Global Path Integral Quantization of Yang-Mills Theory

TL;DR

This paper develops a globally consistent path integral formulation for Yang-Mills theory that addresses gauge fixing ambiguities and the Gribov problem, ensuring independence from local gauge choices.

Contribution

It introduces a global path integral density for Yang-Mills theory by summing over gauge patches, overcoming local gauge fixing limitations and relating to stochastic quantization.

Findings

Proposed a gauge patch summation method for global path integrals.

Proved independence of the path integral from local gauge fixing choices.
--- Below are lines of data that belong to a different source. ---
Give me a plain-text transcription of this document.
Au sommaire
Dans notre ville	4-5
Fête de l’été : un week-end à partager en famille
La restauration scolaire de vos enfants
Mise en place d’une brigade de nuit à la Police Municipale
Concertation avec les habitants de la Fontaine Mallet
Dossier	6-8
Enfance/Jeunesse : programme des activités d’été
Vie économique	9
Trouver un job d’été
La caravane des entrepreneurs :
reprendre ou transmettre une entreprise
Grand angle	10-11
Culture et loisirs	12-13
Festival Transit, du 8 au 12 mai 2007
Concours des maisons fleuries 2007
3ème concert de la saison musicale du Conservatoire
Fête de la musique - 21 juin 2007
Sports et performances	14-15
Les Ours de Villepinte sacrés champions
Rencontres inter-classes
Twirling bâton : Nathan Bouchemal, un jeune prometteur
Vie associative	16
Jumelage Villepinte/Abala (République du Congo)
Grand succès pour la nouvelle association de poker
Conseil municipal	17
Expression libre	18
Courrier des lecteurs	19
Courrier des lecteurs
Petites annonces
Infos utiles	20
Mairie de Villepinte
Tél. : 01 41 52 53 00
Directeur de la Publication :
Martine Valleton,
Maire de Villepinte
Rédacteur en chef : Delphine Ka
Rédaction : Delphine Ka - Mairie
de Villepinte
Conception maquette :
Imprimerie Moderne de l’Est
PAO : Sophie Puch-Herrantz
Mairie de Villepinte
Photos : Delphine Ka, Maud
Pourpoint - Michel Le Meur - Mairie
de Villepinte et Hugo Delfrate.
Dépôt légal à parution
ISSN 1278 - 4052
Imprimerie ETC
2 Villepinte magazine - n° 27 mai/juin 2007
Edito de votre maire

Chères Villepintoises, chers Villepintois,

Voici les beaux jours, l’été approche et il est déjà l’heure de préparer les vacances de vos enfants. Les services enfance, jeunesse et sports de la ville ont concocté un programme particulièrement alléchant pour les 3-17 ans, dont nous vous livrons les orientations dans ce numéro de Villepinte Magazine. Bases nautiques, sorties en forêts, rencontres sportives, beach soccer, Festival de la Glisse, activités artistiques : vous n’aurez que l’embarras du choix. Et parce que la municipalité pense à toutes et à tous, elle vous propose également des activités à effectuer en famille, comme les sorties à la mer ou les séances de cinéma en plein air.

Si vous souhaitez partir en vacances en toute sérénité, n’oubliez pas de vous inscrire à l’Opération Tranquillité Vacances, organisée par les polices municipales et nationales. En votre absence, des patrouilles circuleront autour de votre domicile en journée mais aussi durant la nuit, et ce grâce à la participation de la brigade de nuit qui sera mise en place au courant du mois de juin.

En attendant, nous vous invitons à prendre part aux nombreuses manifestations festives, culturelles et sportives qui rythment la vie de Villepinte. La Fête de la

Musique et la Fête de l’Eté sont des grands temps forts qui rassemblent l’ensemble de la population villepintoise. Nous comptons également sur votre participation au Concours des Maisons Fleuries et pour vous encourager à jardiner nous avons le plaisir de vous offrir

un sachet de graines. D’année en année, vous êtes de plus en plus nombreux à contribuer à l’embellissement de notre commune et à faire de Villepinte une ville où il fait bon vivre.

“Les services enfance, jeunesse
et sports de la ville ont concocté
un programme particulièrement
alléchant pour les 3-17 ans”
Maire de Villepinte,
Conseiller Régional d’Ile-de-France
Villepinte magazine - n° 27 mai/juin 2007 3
Connected the global path integral to stochastic quantization and existing proposals.

Abstract

Based on a generalization of the stochastic quantization scheme recently a modified Faddeev-Popov path integral density for the quantization of Yang-Mills theory was derived, the modification consisting in the presence of specific finite contributions of the pure gauge degrees of freedom. Due to the Gribov problem the gauge fixing can be defined only locally and the whole space of gauge potentials has to be partitioned into patches. We propose a global path integral density for the Yang-Mills theory by summing over all patches, which can be proven to be manifestly independent of the specific local choices of patches and gauge fixing conditions, respectively. In addition to the formulation on the whole space of gauge potentials we discuss the corresponding global path integral on the gauge orbit space relating it to the original Parisi-Wu stochastic quantization scheme and to a proposal of Stora, respectively.